In addition to Mo/Mφ proliferation/migration, treatment with SRT1720 decreased the proinflammatory phenotypic (Figure 3) and functional (Figure 4 and Figure 5) activation of Mo/Mφ in spleen and heart tissue of Chagas mice. Though a large body of literature suggest that SIRT1 inhibits M1 Mφ polarization [43,44,45,46], it is not entirely clear as to how SIRT1 regulates Mo/Mφ activation. Our results indicate that SIRT1 did not change the inherent capacity of the Mφ to produce inflammatory cytokines in response to exposure to pathogen (Figure 4). Instead, SRT1720 decreased the expression of Notch1 (Figure 6) that can regulate Mφ response at multiple levels. Notch1 was reported to enhance IL-6, MCP-1, and TNF-α production in Mφ [47] and upregulate the expression of NF-κB subunits in BM hematopoietic progenitor cells [48]. SIRT1-depedent deacetylation of Notch1 diminished the LPS-mediated Mφ activation [49]. Thus, we surmise that SRT1720 treatment, at least partially, regulated the proinflammatory Mφ activation through inhibiting the Notch1 signaling pathway.
Focal adhesion kinase (FAK) is a 125 kDa non-receptor tyrosine kinase that is shown to be overexpressed in tumors, and play a significant role in adhesion, survival, motility, metastasis, angiogenesis, lympho-angiogenesis, and cancer stem cell functions (reviewed in [50]). FAK inhibition in a murine model resulted in decreased proliferation and migration of tumor-associated Mφ [51]. Notch signaling plays context-dependent roles in differentiation, proliferation, and apoptosis, and has been implicated in cancer progression through influencing both the FAK and NFκB activity [52,53]. In the context of Mφ, our results in this study show that along with an increase in Notch1 expression, FAK level was also increased in splenic Mφ of Chagas mice and in Mφ in vitro infected with T. cruzi, and treatment with SRT1720 inhibited the expression as well as phosphorylation of FAK (Figure 6).
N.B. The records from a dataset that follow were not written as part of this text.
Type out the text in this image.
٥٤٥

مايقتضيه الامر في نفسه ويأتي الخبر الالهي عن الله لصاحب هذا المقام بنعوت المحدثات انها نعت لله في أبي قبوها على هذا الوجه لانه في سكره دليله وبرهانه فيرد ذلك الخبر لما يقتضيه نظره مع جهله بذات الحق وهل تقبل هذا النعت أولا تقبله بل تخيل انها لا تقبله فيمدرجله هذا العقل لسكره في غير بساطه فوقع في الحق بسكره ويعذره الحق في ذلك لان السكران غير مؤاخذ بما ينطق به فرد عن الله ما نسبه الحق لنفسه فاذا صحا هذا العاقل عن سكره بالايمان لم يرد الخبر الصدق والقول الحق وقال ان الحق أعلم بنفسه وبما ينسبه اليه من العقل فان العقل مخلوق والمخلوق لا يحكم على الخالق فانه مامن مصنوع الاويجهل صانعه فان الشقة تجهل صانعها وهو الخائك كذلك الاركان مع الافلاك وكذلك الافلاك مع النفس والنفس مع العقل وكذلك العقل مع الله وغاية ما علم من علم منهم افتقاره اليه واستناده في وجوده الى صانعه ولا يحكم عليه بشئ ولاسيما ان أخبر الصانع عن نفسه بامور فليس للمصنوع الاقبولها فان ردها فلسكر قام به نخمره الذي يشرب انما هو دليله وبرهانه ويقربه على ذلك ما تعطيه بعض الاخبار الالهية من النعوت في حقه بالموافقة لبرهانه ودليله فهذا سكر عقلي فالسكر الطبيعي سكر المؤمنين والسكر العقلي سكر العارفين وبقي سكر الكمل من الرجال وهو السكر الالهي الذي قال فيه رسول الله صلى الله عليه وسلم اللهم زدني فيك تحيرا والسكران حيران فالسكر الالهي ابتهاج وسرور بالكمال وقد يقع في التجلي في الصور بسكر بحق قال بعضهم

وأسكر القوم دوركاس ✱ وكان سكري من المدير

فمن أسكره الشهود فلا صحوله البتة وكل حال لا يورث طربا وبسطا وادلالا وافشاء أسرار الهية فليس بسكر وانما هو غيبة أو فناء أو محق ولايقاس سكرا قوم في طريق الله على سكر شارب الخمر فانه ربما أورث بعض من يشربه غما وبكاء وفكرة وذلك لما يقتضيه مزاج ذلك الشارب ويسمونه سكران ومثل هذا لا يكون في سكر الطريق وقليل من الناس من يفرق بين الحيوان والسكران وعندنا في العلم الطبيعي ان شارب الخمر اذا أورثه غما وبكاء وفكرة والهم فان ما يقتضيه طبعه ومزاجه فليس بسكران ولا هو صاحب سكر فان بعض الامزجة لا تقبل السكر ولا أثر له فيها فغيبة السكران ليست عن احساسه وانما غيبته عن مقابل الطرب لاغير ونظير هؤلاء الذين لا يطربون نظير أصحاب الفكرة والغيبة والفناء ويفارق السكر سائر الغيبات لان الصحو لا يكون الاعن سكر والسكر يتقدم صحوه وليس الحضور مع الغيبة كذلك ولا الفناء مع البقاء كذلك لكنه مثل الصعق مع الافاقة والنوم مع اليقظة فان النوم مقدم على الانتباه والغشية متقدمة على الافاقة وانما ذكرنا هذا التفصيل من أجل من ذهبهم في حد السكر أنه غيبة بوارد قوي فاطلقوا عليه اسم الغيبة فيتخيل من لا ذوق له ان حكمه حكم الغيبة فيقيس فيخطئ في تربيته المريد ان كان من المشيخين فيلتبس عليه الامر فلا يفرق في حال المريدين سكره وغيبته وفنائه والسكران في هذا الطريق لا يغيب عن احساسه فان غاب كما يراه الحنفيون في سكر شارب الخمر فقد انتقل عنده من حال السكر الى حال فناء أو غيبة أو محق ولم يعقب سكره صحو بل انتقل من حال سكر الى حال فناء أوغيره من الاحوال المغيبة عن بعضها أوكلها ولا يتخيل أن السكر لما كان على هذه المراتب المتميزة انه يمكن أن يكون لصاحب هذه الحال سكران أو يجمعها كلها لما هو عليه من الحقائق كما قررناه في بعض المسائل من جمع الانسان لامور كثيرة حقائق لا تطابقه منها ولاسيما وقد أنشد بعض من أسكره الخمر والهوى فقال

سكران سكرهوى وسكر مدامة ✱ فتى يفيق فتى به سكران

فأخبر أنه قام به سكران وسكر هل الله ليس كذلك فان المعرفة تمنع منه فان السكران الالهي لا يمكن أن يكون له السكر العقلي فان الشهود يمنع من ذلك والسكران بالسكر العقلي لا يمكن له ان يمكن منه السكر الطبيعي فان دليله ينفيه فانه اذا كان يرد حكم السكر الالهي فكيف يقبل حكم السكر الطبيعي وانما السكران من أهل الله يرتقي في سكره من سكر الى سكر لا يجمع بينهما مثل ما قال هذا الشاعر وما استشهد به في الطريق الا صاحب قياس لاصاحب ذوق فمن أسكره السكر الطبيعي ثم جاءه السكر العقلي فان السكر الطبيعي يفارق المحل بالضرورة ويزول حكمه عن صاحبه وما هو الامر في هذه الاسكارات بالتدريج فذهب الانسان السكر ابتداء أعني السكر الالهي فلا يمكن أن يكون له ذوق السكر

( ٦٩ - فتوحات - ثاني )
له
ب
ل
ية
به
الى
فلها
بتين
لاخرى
Treatment with SRT1720 or FAK inhibitor also suppressed the NFκB activity in Mφ infected by Tc, thus, suggesting that SIRT1 downregulation of proinflammatory Mφ profile in Chagas mice is through inhibition of FAK and NF-κB activity. Others have shown that deletion of SIRT1 increased the expression of FAK in Mφ [43] and resveratrol treatment suppressed the cell proliferation and activation of FAK [54]. We surmise that Tc inhibition of SIRT1 promotes the Notch-FAK-NF-κB signaling pathway and contributes to pathological proinflammatory activation of Mφ in chronic Chagas disease.
Our finding of no effects of SRT1720 on parasite persistence but a decline in proinflammatory activation of Mφ indicates that factors other than parasites provide stimulus for Mφ proinflammatory activation in chronic CD. Indeed, we have shown that extracellular vesicles released in sera of Chagas patients with clinically symptomatic heart disease (in comparison to seropositive individuals with no clinical symptoms of heart disease) elicited a proinflammatory profile in human Mφ [25]. In another study, we found that cardiac lysates of Chagas mice consisted oxidized proteins, and incubation of Mφ with cardiac lysates of CD (vs. normal) mice elicited inflammatory cytokines and ROS response [55]. We postulate that SRT1720 treatment decreased the generation of damage associated molecules (e.g., oxidized cardiac proteins) and thereby removed the stimuli that contribute to proinflammatory activation of Mφ.
In summary, we have shown that SIRT1 activity regulates the FAK-dependent activation of transcription factors involved in proliferation, migration, and proinflammatory activation of yolk sac Mφ in chronic CD, and SIRT1 agonists offer a potential therapeutic approach to reprogram the proinflammatory Mφ and control chronic inflammatory pathology in CD.

5. Conclusions

The pathological role of T cells in chronic Chagas disease is well studied. However, very few reports document the role of macrophages in Chagas cardiomyopathy. In this study, we demonstrate that immune cells of yolk-sac origin contribute to proinflammatory macrophage profile in Chagas disease. We also found that proinflammatory macrophages can be reprogrammed to healing phenotype through enhancing the SIRT1 activity that inhibits the FAK signaling of factors involved in macrophage proliferation and proinflammatory activation in Chagas disease.

Supplementary Materials

The following are available online at https://www.mdpi.com/2073-4409/9/1/80/s1, Figure S1: Splenic characterization of HSC monocytes in Chagas mice, Table S1: List of antibodies used in this study, Table S2: Oligonucleotides used in this study.

Author Contributions

Conceptualization, X.W. and N.J.G.; Methodology, X.W., I.H.C., S.C., and N.J.G.; Investigation, X.W., I.H.C., S.C., Z.J.; Resources, X.W. and N.J.G.; Writing, X.W., N.J.G.; Review and Editing, X.W., I.H.C., Z.J., S.C., N.J.G.; Supervision, N.J.G.; Funding Acquisition, N.J.G. All authors have read and agreed to the published version of the manuscript.

Funding

This work was supported in part by grants from the National Institute of Allergy and Infectious Diseases (R01AI136031; R01AI054578) of the National Institutes of Health to N.J.G. X.W. was the recipient of pre-doctoral fellowship from the American Heart Association and the McLaughlin Endowment, Institute for Human Infections and Immunity (IHII) at UTMB, Galveston. The funders had no role in study design, data collection and analysis, decision to publish, or preparation of the manuscript.

Acknowledgments

We would like to thank Yuejin Liang and Mark Griffin in Flow Cytometry Core Facility at the University of Texas Medical Branch for experimental assistance.

Conflicts of Interest

The authors declare no conflict of interest.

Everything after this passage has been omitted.